One of the main topics of discussion by the characters in the tours was how they simply survived in what is now Westfield in the 17th and 18th centuries. Between attacks, disease, and nature itself, Gaylord said she is surprised that the settlement of Westfield made it out of that time period.  

Bob Plasse of Westfield on Weekends portrayed Jeremiah Fowler in the tours, and he described Westfield at the time of its founding as the ‘”Wild wild west.”

“This is such a great event,” said Plasse. “The best part about this for me is that it is an a-typical ghost tour in a way, as the people on the tour get to interact with the guide, going from stone to stone and meeting the ghosts along the way.”

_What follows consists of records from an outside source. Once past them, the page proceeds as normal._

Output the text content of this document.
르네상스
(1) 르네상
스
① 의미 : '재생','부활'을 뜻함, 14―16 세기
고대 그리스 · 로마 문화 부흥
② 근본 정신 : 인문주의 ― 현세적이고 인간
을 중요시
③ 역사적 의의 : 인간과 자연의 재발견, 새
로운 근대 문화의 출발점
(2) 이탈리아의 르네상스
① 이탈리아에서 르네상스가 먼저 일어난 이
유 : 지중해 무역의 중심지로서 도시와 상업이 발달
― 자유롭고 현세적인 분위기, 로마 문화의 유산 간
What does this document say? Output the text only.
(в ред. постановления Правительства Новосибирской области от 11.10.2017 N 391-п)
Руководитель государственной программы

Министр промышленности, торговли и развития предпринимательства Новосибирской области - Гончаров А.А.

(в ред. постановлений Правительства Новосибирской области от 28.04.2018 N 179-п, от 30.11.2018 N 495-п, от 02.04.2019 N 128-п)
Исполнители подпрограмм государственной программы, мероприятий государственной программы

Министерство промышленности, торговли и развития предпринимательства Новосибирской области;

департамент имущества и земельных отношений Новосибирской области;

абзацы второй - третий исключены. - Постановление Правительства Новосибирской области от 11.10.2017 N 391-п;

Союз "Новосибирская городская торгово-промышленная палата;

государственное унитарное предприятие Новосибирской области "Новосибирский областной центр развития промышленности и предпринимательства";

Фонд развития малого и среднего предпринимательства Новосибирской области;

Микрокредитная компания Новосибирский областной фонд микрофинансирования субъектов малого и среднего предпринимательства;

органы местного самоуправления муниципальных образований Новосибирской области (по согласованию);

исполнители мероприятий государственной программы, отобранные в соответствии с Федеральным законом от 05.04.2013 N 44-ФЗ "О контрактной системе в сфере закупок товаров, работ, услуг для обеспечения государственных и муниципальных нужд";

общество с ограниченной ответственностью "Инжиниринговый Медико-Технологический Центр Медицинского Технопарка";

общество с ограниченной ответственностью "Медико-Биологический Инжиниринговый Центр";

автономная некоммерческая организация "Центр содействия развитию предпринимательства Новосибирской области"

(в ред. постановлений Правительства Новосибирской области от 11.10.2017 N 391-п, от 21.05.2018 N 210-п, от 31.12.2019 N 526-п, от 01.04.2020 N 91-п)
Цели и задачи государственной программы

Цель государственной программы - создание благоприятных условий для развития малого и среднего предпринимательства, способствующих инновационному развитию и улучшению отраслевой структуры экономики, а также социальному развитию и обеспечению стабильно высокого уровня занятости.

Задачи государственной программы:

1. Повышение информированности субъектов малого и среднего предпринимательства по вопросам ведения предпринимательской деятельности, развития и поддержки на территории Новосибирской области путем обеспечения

Gaylord said that she and the rest of the Historical Commission had not had the chance to tally up how much money had been raised as of Sunday evening. She noted that the funds that are raised will be used for the maintenance and preservation of the Old Burying Ground where the tours take place. This year, the wrought iron fencing surrounding five of the cemetery’s plots is in need of repairs. 

She also addressed previous comments she and other commissioners made where they questioned whether there would be any Ghost Tours in 2020. Gaylord said that the decision had not yet been made and likely will not be made until closer to next fall.

“If we do take a break it will just be for a year or two then we’ll come back bigger and better.” said Gaylord.